CCD-986sk cell viability on Zr60.5Ti3Al9Fe4.5Cu23 BMG and Ti6Al4V alloy after 24-h incubation

Fig. 9
figure 9

SEM images of CCD-986sk cells adhesion on a Ti6Al4V alloy and b Zr60.5Ti3Al9Fe4.5Cu23 BMG

4 Conclusion

In the present work, a series of Zr63.5−xTixAl9Fe4.5Cu23 (x = 0−6.0) BMGs were successively designed and fabricated. The results suggested that the glass-forming abilities and mechanical properties of Zr63.5−xTixAl9Fe4.5Cu23 BMGs can be enhanced by adding an appropriate amount of Ti.

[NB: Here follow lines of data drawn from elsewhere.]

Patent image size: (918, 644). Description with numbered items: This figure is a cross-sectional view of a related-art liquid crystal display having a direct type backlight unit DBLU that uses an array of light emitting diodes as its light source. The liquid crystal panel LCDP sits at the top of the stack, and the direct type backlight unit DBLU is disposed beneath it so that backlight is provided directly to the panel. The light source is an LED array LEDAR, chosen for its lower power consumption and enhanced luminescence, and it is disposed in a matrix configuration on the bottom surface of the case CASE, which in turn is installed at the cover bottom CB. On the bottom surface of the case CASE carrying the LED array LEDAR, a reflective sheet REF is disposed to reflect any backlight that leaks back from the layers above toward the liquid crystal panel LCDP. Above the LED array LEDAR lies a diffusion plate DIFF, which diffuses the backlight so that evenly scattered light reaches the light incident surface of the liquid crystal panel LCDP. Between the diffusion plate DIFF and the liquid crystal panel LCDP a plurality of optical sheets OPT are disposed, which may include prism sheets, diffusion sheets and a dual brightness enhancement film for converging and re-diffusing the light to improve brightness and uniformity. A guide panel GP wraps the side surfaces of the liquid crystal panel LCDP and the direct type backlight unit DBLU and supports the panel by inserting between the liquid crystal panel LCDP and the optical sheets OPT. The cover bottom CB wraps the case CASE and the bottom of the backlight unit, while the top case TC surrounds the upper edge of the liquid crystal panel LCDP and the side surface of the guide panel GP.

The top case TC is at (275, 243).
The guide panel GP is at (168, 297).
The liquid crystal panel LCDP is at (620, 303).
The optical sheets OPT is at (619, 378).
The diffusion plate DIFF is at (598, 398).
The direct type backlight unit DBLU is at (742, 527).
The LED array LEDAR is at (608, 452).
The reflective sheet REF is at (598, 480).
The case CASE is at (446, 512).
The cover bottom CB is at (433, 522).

The Zr60.5Ti3Al9Fe4.5Cu23 (x = 3.0) BMG showed the highest glass-forming ability (dmax = 10 mm) as well as room-temperature compressive plasticity (εp = 4.7%). This may be attributed to the alloying effect of Ti which aggravates the structural heterogeneities in the amorphous alloys due in part to the positive heat of mixing between Ti and Zr. In addition, the BMG shows excellent biocorrosion resistance, and its passive current density is two orders of magnitude lower than that of Ti6Al4V alloy. The cell viability of 65.4% on BMG is obviously superior to that on Ti6Al4V alloy (46.6%), demonstrating good biocompatibility. These results indicate that Zr60.5Ti3Al9Fe4.5Cu23 BMG shows considerable potential for biomedical device applications.